Furthermore, a particular class of women has no constitutional right to be employed in a particular business when the effect of such employment would be detrimental to society. The section of the Alcoholic Beverage Control Act under consideration divides women into three different classes with respect to the privilege of mixing drinks in a place having an on-sale license, and gives the privilege to two of these groups while denying it to the third. It seems to us that there is a fair and substantial basis for the classification. As to the group of women who are licensees, the Board of Equalization has direct supervision over them with the power to revoke or suspend their licenses, so it is not reasonable to assume that such a licensee is going to do anything improper and thus lose her license and business. As to the wife of a licensee, she is more nearly in the position of a licensee than in that of an employee and her presence may fairly be considered [49 Cal. App. 2d Supp. 743] to be a restraint upon impropriety. A mere employee would not have the same incentive to prevent improprieties that either a licensee or the wife of a licensee would naturally have. Furthermore, the legislature may well have concluded that it would be an unwholesome influence upon the women themselves, the general public, and upon our young people, to permit women generally to act as bartenders. The precise classification here involved was approved in City of Hoboken v. Goodman, supra.

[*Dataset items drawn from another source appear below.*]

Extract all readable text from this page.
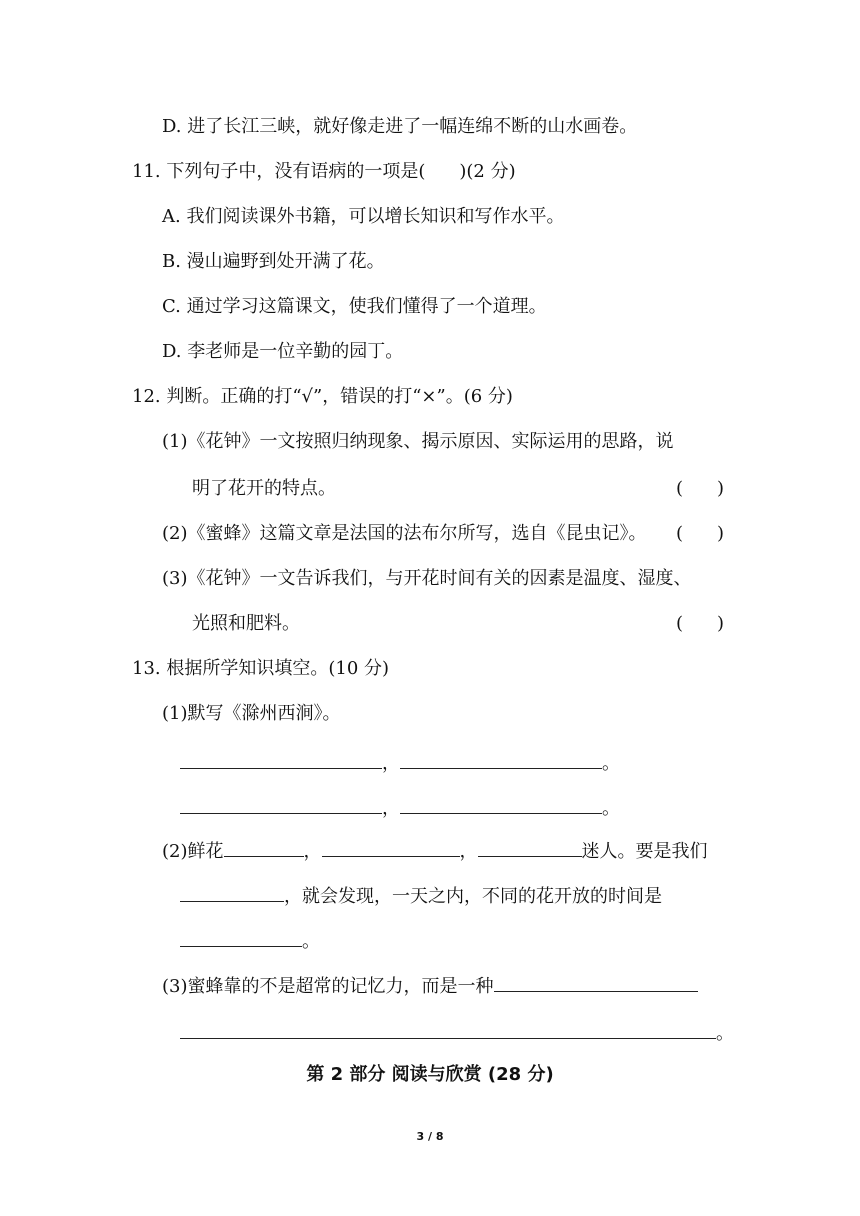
D. 进了长江三峡，就好像走进了一幅连绵不断的山水画卷。
11. 下列句子中，没有语病的一项是( )(2 分)
A. 我们阅读课外书籍，可以增长知识和写作水平。
B. 漫山遍野到处开满了花。
C. 通过学习这篇课文，使我们懂得了一个道理。
D. 李老师是一位辛勤的园丁。
12. 判断。正确的打“√”，错误的打“×”。(6 分)
(1)《花钟》一文按照归纳现象、揭示原因、实际运用的思路，说
明了花开的特点。	( )
(2)《蜜蜂》这篇文章是法国的法布尔所写，选自《昆虫记》。 ( )
(3)《花钟》一文告诉我们，与开花时间有关的因素是温度、湿度、
光照和肥料。	( )
13. 根据所学知识填空。(10 分)
(1)默写《滁州西涧》。
，	。
，	。
(2)鲜花	，	，	迷人。要是我们
，就会发现，一天之内，不同的花开放的时间是
。
(3)蜜蜂靠的不是超常的记忆力，而是一种
。
第 2 部分 阅读与欣赏 (28 分)
3 / 8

The final argument that the section is invalid on the ground that it is unreasonable and arbitrary to impose a penalty upon the "mixing" only of alcoholic beverages is without merit. The fact that the section might have gone further and prohibited women employees from serving as well as mixing drinks does not render it invalid. [3] It is not necessary for a penal statute to cover the entire legally permissible field in order to be valid. (Farmers & Merchants Bank v. Federal Reserve Bank (1922), 262 U.S. 649 [43 S. Ct. 651, 67 L. Ed. 1157, 1164]; James-Dickinson Farm Mtge. Co. v. Harry (1927), 273 U.S. 119 [47 S. Ct. 308, 71 L. Ed. 569, 574]; In re Miller, supra, pages 697-8.)

The order is reversed, with directions to the trial court to vacate its order dismissing the complaint and to overrule the motion to dismiss the same.

Bishop, Acting P. J., and Vickers, J. pro tem., concurred.